The United Nations has urged Southeast Asian governments to mount a coordinated rescue operation for thousands of desperate Bangladeshis and Rohingya Muslims from Myanmar adrift in rickety boats in the Andaman Sea.
But Thailand, Malaysia and Indonesia have made it clear that migrants are unwelcome and towed overcrowded boats away from their shores in recent days.
Following an appeal from United States Secretary of State John Kerry, Thailand's junta said it would set up temporary shelters for those that did make it ashore, prompting an outpouring of bile on social media from those who do not want migrants to stay.
"Prime Minister Prayuth Chan-ocha is worried about the social media trend right now that shows that the government should not help irregular migrants in the Indian Ocean because of concerns that they will be a burden on Thailand in the long-term," Colonel Sansern Kaewkamnerd, deputy government spokesman, said on Monday in a statement.
"Whatever the government's decision, the needs of Thailand and the Thai people will come first and we will take on no policy that affects the welfare and security of the country."
Many in Thailand are calling for Washington to intervene, using the hash tag #USAMUSTHelpRohingya.
"You said we don't have humanity, if you've it, then just let them stay in ur country. Always nosy with other countries. #USAMUSTHelpRohingya," one Twitter user, @IcezPandadang, wrote in English.
Another Twitter user said he was worried about the discovery of more than 100 migrants on Friday in Thailand's southern province of Phang Nga.
"I'm not panicking much only that 106 have landed in Thailand.
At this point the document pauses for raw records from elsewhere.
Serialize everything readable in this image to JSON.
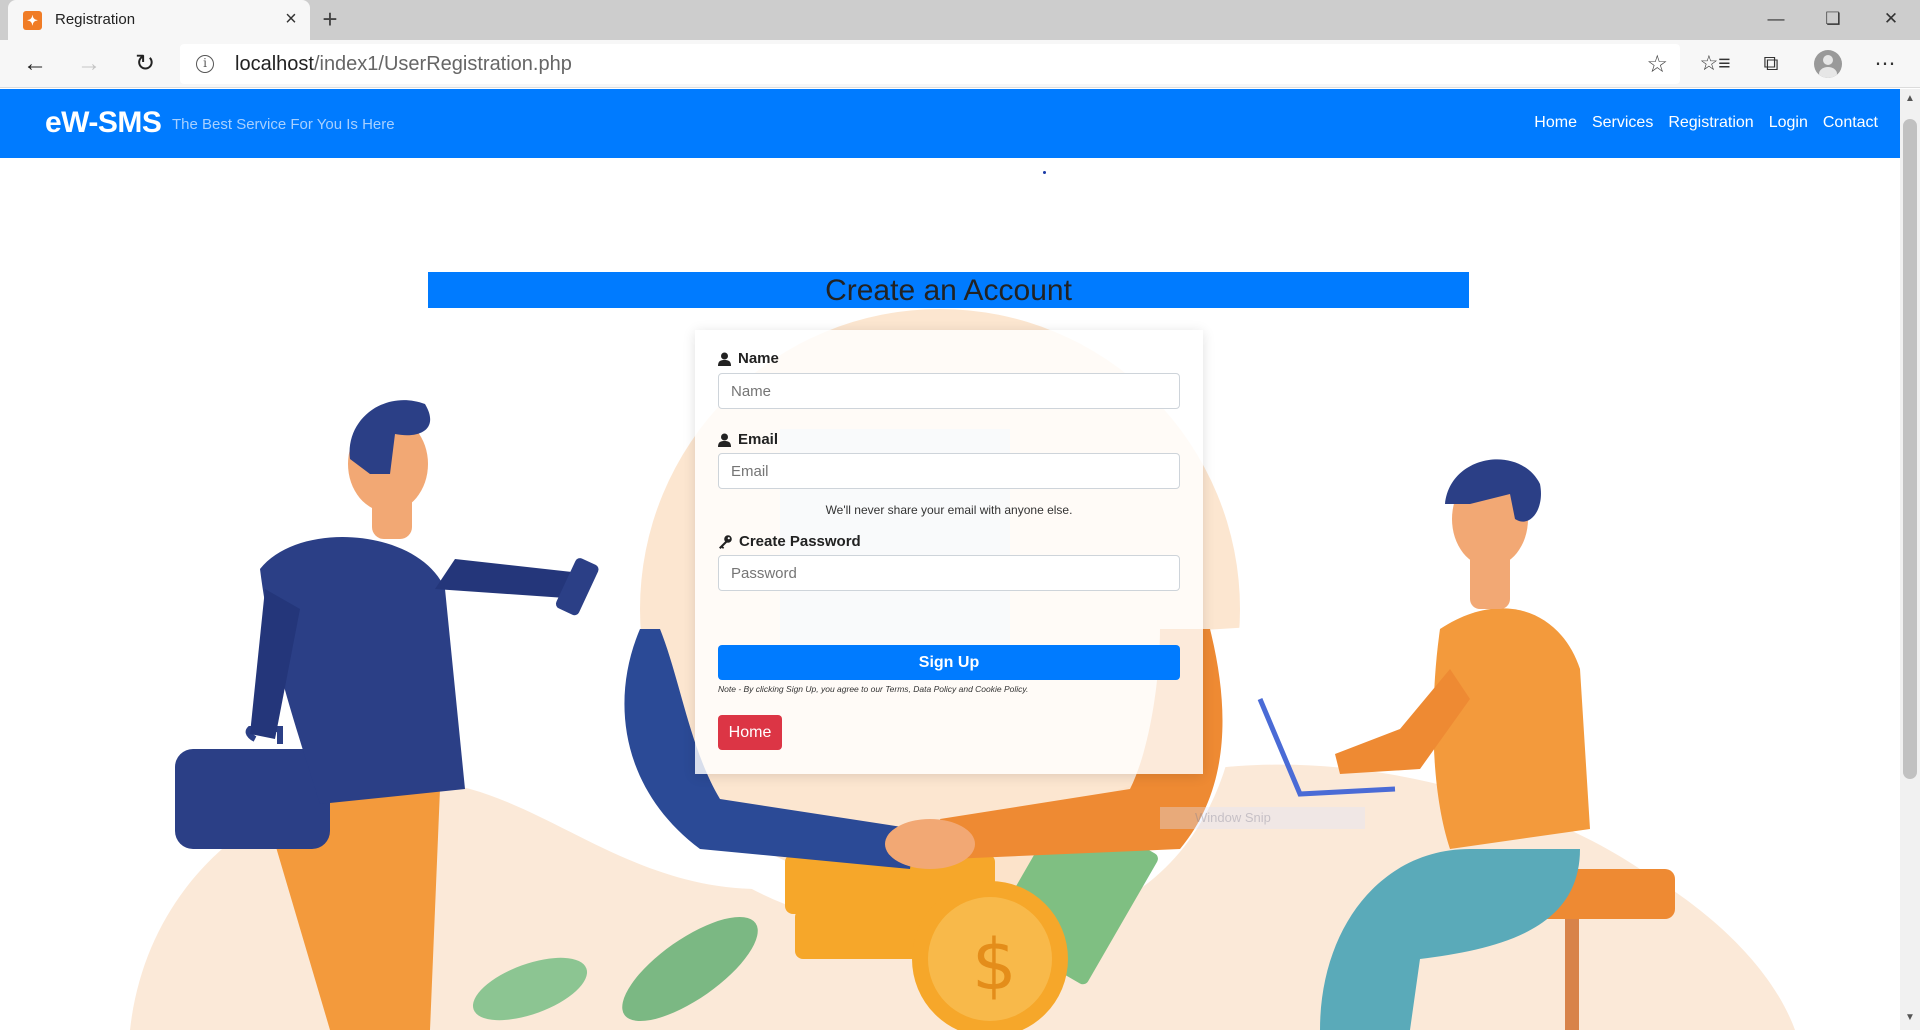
{
  "browser": {
    "tab_title": "Registration",
    "url_host": "localhost",
    "url_path": "/index1/UserRegistration.php"
  },
  "icons": {
    "favicon": "xampp-icon",
    "close": "close-icon",
    "new_tab": "plus-icon",
    "back": "back-arrow-icon",
    "forward": "forward-arrow-icon",
    "refresh": "refresh-icon",
    "info": "info-icon",
    "favorite": "star-icon",
    "favorites": "favorites-list-icon",
    "collections": "collections-icon",
    "profile": "profile-avatar-icon",
    "menu": "more-menu-icon",
    "name": "user-icon",
    "email": "user-icon",
    "password": "key-icon"
  },
  "navbar": {
    "brand": "eW-SMS",
    "tagline": "The Best Service For You Is Here",
    "links": [
      "Home",
      "Services",
      "Registration",
      "Login",
      "Contact"
    ]
  },
  "form": {
    "heading": "Create an Account",
    "name_label": "Name",
    "name_placeholder": "Name",
    "email_label": "Email",
    "email_placeholder": "Email",
    "email_help": "We'll never share your email with anyone else.",
    "password_label": "Create Password",
    "password_placeholder": "Password",
    "signup_label": "Sign Up",
    "note": "Note - By clicking Sign Up, you agree to our Terms, Data Policy and Cookie Policy.",
    "home_label": "Home"
  },
  "overlay": {
    "snip_text": "Window Snip"
  },
  "colors": {
    "primary": "#007bff",
    "danger": "#dc3545",
    "orange": "#f39a3c",
    "navy": "#2b3f86",
    "teal": "#5aaab9"
  }
}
I'm not worried about much except a cycle of crime and pregnancy," wrote @My-int.
A clampdown by Thailand's military rulers has made a well-trodden trafficking route into Malaysia too risky for criminals who prey on Rohingya fleeing persecution in Buddhist-majority Myanmar and on impoverished Bangladeshis looking for work.
Traffickers have abandoned their boats in the Andaman Sea, leaving thousands thirsty, hungry, sick and without fuel.
Vitriol directed at Rohingyas was particularly worrying, said Thai author and social media commentator Kaewmala, who goes by a screen name to protect her identity.
"There is a lot of fear and hatred based on pervasive nationalistic sentiment and xenophobia," she told Reuters. "It is very disappointing to see."
In Malaysia, some also took to social media to express concern over the migrant influx.
In predominantly Muslim Indonesia, where more than 1,400 migrants from Bangladesh and Myanmar have been brought to shore over the past week, the migrants have been met with a warmer reception.
"Look at the problem from a religious angle, if nothing else," said Mustafa, a local fisherman from Indonesia's Aceh province. "They must be helped."